Workflow: Ansible

Overview

This workflow describes configuring a simple HPC environment, consisting of:

  • Shared NFS directories for users, data and applications

  • SLURM queuing system for workload processing and management

  • Flight Env for managing configurationg and applications available in the environment

Prerequisites

This document presumes the following situation:

  • The cluster has a gateway node (for running various servers)

  • The cluster has multiple compute nodes (for executing jobs)

  • DNS is correctly configured to allow hostname connections between the nodes

  • Firewall connections between the gateway and compute nodes are open to allow various services to communicate (e.g. queuing system, nfs, etc)

  • SSH keys are correctly configured to allow the gateway to login to nodes (as root)

  • There is sufficient storage space on the gateway and compute nodes (for applications and data, recommended 16GB+)

Configure Environment

  • Install ansible (>v2.8.0):

    $ yum install -y epel-release
    $ yum install -y ansible
    
  • Create hosts file:

    $ cat << EOF > /etc/ansible/hosts
    [gateway]
    gateway1
    
    [compute]
    node01
    node02
    EOF
    
  • Setup playbook:

    $ yum install -y git
    $ git clone https://github.com/openflighthpc/openflight-ansible-playbook
    

Warning

It is highly recommended to inspect all roles and edit them to your requirement or, alternatively, write your own roles.
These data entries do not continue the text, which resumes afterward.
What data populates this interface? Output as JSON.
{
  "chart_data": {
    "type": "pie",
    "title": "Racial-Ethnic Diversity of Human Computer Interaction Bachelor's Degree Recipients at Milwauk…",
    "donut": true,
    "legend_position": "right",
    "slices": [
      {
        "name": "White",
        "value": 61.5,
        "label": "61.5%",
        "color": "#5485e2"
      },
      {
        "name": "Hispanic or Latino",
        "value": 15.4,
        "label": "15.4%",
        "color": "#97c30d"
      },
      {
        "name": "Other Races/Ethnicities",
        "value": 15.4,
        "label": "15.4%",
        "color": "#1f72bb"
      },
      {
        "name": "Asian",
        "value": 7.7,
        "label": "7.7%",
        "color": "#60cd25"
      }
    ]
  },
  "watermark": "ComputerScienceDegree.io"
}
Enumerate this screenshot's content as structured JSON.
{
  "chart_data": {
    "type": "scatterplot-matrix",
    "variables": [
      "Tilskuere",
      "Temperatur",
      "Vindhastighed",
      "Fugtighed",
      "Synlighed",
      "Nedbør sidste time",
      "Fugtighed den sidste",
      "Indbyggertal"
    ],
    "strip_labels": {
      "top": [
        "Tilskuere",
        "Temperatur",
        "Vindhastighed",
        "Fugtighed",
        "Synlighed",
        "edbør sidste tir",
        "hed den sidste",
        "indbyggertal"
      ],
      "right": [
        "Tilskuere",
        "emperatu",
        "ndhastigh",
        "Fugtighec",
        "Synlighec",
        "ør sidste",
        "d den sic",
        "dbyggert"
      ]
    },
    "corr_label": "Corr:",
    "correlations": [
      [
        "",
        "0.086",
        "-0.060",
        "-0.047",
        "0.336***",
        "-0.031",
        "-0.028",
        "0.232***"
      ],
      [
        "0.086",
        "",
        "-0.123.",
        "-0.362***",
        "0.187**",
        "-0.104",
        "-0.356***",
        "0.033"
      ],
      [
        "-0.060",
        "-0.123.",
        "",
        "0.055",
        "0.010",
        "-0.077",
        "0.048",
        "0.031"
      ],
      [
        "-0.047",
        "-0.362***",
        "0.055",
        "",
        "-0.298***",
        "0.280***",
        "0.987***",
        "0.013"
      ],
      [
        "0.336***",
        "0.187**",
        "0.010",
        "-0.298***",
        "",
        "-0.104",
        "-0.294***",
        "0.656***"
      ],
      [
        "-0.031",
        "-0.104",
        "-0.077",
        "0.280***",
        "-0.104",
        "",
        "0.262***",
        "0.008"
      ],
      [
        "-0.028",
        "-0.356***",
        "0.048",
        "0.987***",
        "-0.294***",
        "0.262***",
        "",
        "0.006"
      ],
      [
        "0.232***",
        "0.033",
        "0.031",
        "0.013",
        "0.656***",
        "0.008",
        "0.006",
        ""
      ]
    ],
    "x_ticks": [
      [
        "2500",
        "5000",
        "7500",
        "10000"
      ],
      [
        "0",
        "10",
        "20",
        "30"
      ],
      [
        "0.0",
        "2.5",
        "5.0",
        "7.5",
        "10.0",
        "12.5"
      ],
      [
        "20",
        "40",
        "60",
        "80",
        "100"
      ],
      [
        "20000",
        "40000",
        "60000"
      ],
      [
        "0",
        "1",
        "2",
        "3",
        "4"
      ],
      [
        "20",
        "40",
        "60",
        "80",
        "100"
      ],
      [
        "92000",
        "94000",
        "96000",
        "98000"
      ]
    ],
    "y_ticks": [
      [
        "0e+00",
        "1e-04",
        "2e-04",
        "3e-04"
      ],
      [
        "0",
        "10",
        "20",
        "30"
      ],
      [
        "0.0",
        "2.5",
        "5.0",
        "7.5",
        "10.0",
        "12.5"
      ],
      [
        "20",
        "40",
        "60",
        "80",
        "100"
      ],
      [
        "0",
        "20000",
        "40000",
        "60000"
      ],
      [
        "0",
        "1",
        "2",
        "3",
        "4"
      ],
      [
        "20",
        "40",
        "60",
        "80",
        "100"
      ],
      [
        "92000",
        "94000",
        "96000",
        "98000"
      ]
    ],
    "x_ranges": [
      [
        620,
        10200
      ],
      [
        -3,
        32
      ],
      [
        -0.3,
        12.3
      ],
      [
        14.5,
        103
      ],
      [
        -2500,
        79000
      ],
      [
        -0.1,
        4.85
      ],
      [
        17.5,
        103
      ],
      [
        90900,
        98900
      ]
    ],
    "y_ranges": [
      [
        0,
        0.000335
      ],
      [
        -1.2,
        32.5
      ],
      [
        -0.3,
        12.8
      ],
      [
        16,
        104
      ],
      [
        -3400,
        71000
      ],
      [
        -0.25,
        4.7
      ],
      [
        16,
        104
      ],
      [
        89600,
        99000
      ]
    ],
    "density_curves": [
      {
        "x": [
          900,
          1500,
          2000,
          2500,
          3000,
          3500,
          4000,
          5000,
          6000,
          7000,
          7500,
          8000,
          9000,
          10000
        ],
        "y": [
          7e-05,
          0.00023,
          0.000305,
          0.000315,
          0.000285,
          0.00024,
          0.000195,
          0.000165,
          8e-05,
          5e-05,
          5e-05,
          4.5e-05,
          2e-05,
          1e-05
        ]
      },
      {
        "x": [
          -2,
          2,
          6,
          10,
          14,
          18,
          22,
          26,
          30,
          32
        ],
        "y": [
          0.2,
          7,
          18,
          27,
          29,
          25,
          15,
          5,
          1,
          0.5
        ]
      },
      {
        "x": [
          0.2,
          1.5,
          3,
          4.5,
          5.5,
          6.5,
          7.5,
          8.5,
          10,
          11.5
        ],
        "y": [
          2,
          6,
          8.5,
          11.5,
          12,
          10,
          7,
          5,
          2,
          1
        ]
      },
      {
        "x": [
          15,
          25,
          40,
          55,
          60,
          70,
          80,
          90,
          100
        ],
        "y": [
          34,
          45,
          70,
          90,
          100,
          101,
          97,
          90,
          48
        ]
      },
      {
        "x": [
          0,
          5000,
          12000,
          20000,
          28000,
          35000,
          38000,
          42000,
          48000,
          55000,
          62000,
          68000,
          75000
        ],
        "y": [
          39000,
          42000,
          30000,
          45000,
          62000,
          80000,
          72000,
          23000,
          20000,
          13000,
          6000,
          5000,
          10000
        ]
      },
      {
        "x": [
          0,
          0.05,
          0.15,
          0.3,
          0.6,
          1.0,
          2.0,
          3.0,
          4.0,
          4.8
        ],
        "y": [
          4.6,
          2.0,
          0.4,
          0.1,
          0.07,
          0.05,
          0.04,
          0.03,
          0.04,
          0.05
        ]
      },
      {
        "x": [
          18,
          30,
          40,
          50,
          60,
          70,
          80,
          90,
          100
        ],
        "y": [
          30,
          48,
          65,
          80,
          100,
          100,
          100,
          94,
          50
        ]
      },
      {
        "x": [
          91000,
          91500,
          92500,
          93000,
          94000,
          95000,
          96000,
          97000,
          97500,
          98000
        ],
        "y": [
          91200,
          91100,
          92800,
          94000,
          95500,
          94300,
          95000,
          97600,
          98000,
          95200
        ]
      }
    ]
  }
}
These roles are provided “as is” and no guarantee is made that the roles will function properly in environments different to that of the example environment used in this documentation.

  • Run playbook:

    $ cd openflight-ansible-playbook
    $ ansible-playbook openflight.yml
    

Note

The playbook may hang trying to verify the SSH fingerprints of the hosts if none of them have been logged into before from the ansible host. It is recommended to have already established a trusted SSH connection to all systems first.